Palermo is alive! When still far off we had felt its life pulse throbbing stronger and stronger; when we were in its midst, we knew this was the heart of Sicily. We arrived at the Hotel des Palmes in good time for dinner. The fine dining-room was filled with gaily dressed Palermitans. After the loneliness of Syracuse and Girgenti it was pleasant to find ourselves again among people full of the business life. Even at the Timeo in Taormina, we had been in the shadow of the disaster; all the Sicilians there were in deepest mourning; the few foreigners were all connected in one way or another with the earthquake.
At the next table to ours sat General Mazza, his wife and their charming young son. There was much jesting, and we heard the words Pesce d’Aprile continually. Across the room at another table sat a pair of beauties in blue and rose color, the center of attraction. Young Mazza was called away in the middle of dinner by a message that a lady must speak to him at the telephone. Looking very important, the boy left the room. Then the word was passed (all the guests seemed to know each other well) that this was a Pesce d’Aprile. The young fellow returned to find the pretty girls scoffing, the elders on a broad grin. He blushed furiously as he sat down at the table again, where the General, his father, very gorgeous in a handsome uniform, and his vivacious mother received him with jeers. He made an amusing gesture to his tormentors, hammering one thumbnail upon the other.

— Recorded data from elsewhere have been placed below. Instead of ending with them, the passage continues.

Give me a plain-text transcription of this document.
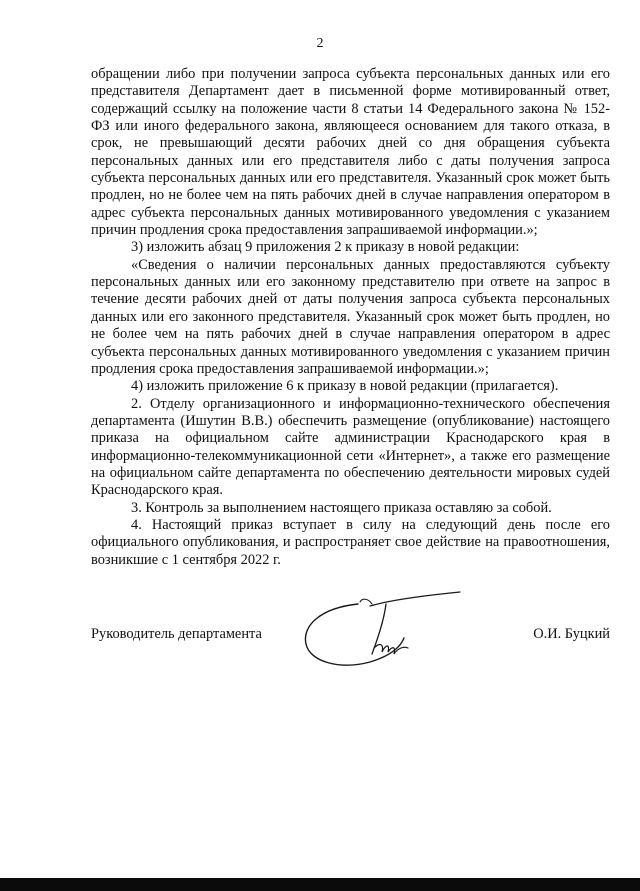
2

обращении либо при получении запроса субъекта персональных данных или его представителя Департамент дает в письменной форме мотивированный ответ, содержащий ссылку на положение части 8 статьи 14 Федерального закона № 152-ФЗ или иного федерального закона, являющееся основанием для такого отказа, в срок, не превышающий десяти рабочих дней со дня обращения субъекта персональных данных или его представителя либо с даты получения запроса субъекта персональных данных или его представителя. Указанный срок может быть продлен, но не более чем на пять рабочих дней в случае направления оператором в адрес субъекта персональных данных мотивированного уведомления с указанием причин продления срока предоставления запрашиваемой информации.»;

3) изложить абзац 9 приложения 2 к приказу в новой редакции:

«Сведения о наличии персональных данных предоставляются субъекту персональных данных или его законному представителю при ответе на запрос в течение десяти рабочих дней от даты получения запроса субъекта персональных данных или его законного представителя. Указанный срок может быть продлен, но не более чем на пять рабочих дней в случае направления оператором в адрес субъекта персональных данных мотивированного уведомления с указанием причин продления срока предоставления запрашиваемой информации.»;

4) изложить приложение 6 к приказу в новой редакции (прилагается).

2. Отделу организационного и информационно-технического обеспечения департамента (Ишутин В.В.) обеспечить размещение (опубликование) настоящего приказа на официальном сайте администрации Краснодарского края в информационно-телекоммуникационной сети «Интернет», а также его размещение на официальном сайте департамента по обеспечению деятельности мировых судей Краснодарского края.

3. Контроль за выполнением настоящего приказа оставляю за собой.

4. Настоящий приказ вступает в силу на следующий день после его официального опубликования, и распространяет свое действие на правоотношения, возникшие с 1 сентября 2022 г.

Руководитель департамента	О.И. Буцкий
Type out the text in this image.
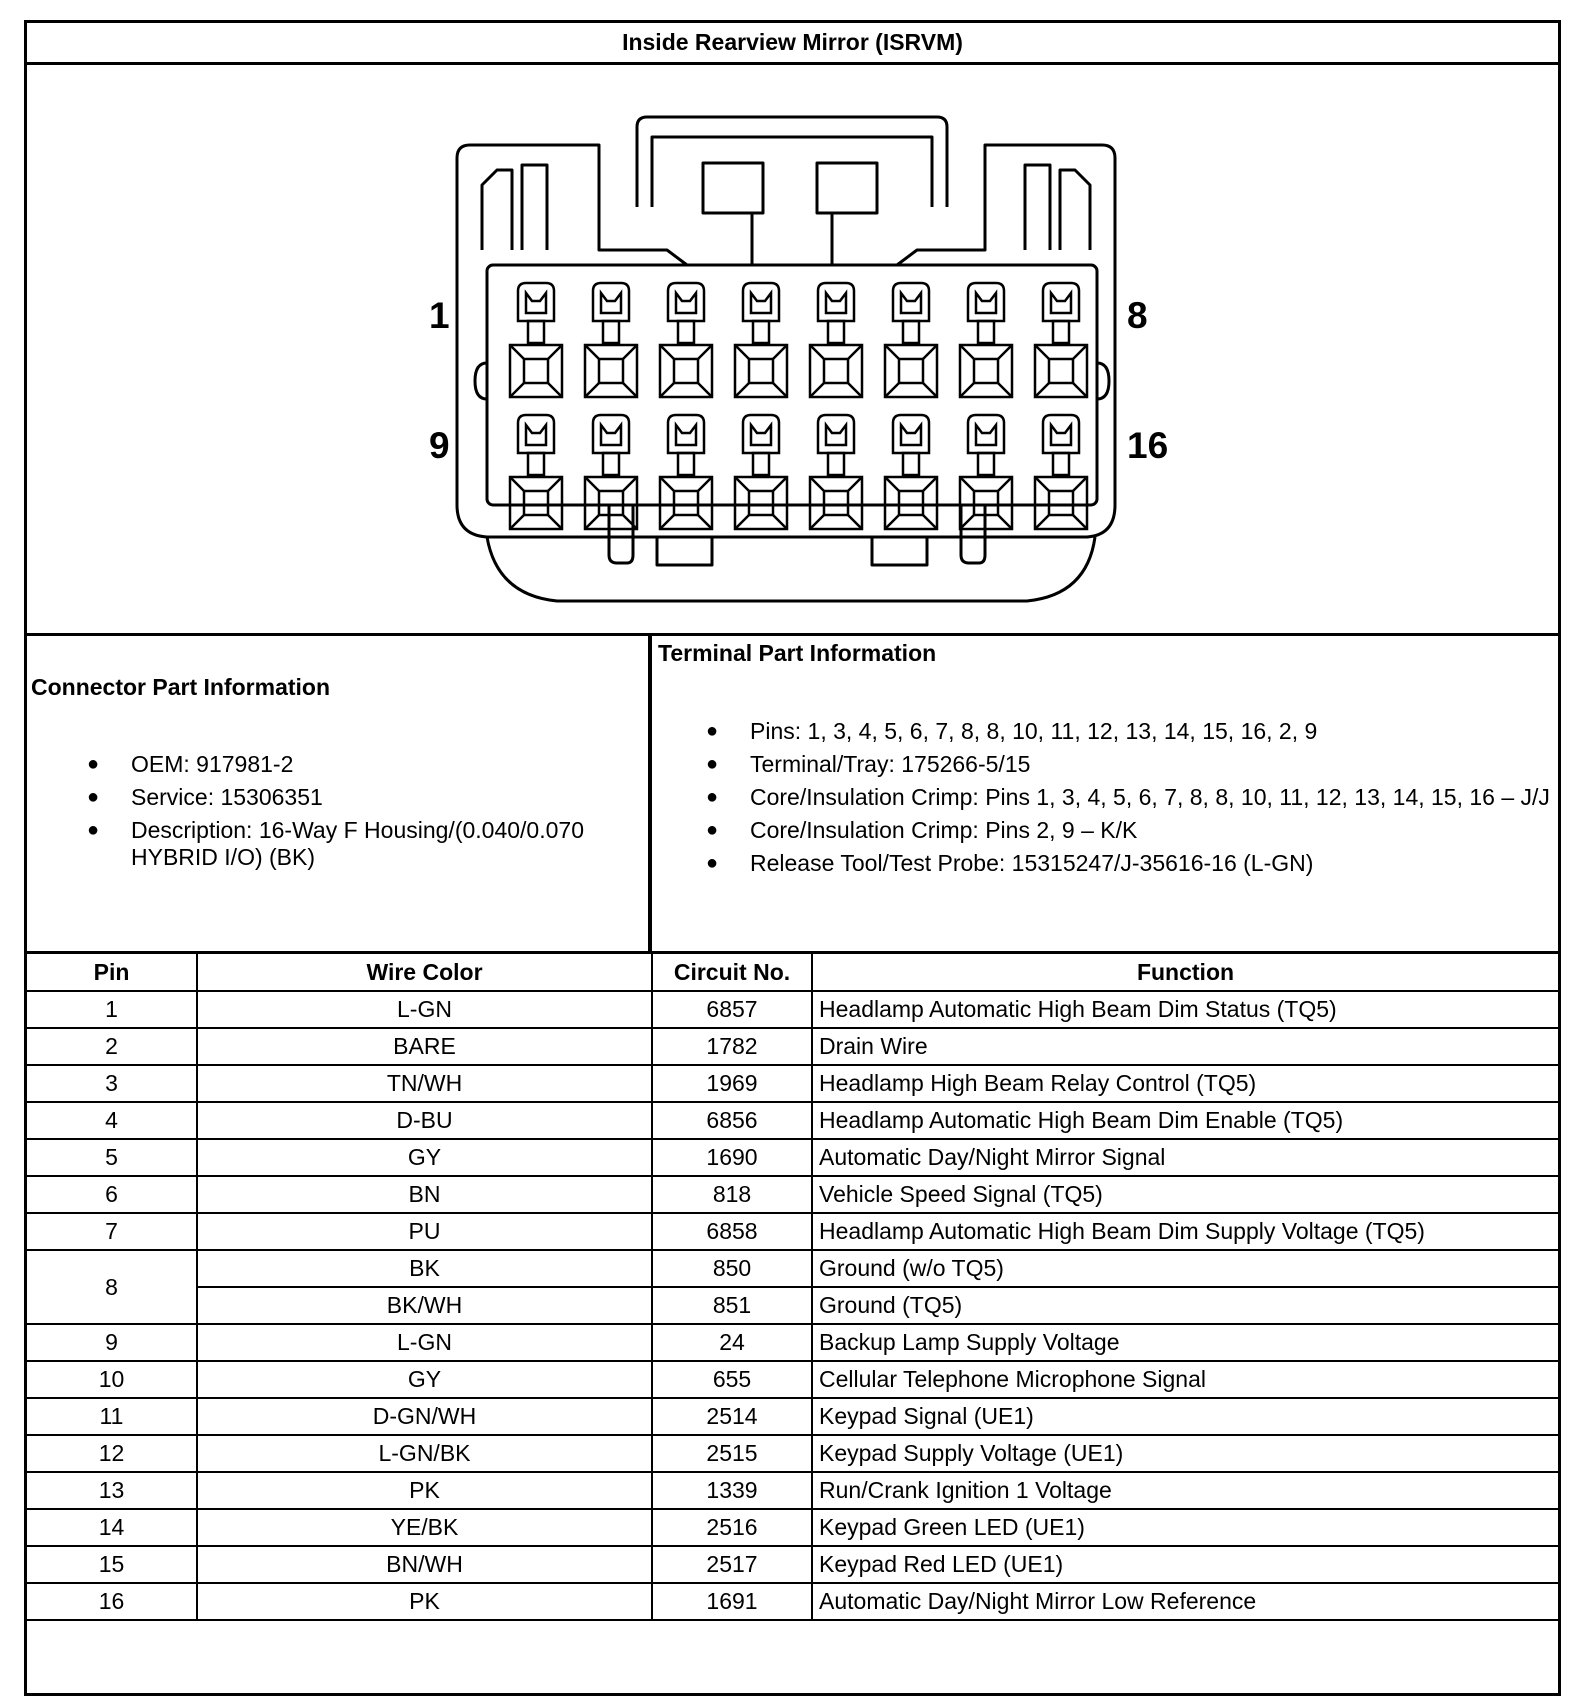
Inside Rearview Mirror (ISRVM)
1	8
9	16
Connector Part Information
● OEM: 917981-2
● Service: 15306351
● Description: 16-Way F Housing/(0.040/0.070 HYBRID I/O) (BK)
Terminal Part Information
● Pins: 1, 3, 4, 5, 6, 7, 8, 8, 10, 11, 12, 13, 14, 15, 16, 2, 9
● Terminal/Tray: 175266-5/15
● Core/Insulation Crimp: Pins 1, 3, 4, 5, 6, 7, 8, 8, 10, 11, 12, 13, 14, 15, 16 – J/J
● Core/Insulation Crimp: Pins 2, 9 – K/K
● Release Tool/Test Probe: 15315247/J-35616-16 (L-GN)
Pin	Wire Color	Circuit No.	Function
1	L-GN	6857	Headlamp Automatic High Beam Dim Status (TQ5)
2	BARE	1782	Drain Wire
3	TN/WH	1969	Headlamp High Beam Relay Control (TQ5)
4	D-BU	6856	Headlamp Automatic High Beam Dim Enable (TQ5)
5	GY	1690	Automatic Day/Night Mirror Signal
6	BN	818	Vehicle Speed Signal (TQ5)
7	PU	6858	Headlamp Automatic High Beam Dim Supply Voltage (TQ5)
8	BK	850	Ground (w/o TQ5)
	BK/WH	851	Ground (TQ5)
9	L-GN	24	Backup Lamp Supply Voltage
10	GY	655	Cellular Telephone Microphone Signal
11	D-GN/WH	2514	Keypad Signal (UE1)
12	L-GN/BK	2515	Keypad Supply Voltage (UE1)
13	PK	1339	Run/Crank Ignition 1 Voltage
14	YE/BK	2516	Keypad Green LED (UE1)
15	BN/WH	2517	Keypad Red LED (UE1)
16	PK	1691	Automatic Day/Night Mirror Low Reference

“Hello, it’s the first of April; Pesce d’Aprile is their name for April fool!” said Patsy.
How good it was to hear their merry laughter, to see these young people brimming over with the joy of life!
After dinner we sat in the long corridor and, while the Palermitans read their papers, flirted, drank coffee, and smoked cigarettes, Patsy and I, like two traveling merchants, took account of our stock of knowledge.
“What do we know about Palermo?”
First of all we know its agony. A city, like a man, is remembered longest for what it has suffered. Sicily has had three great agonies; they loom large through the mists of history as the three promontories of Trinacria loom out through the sea mists to the sailor feeling his way around the island.
First: The Athenian defeat at Syracuse.
Second: The Sicilian Vespers at Palermo.
Third: The great earthquake at Messina.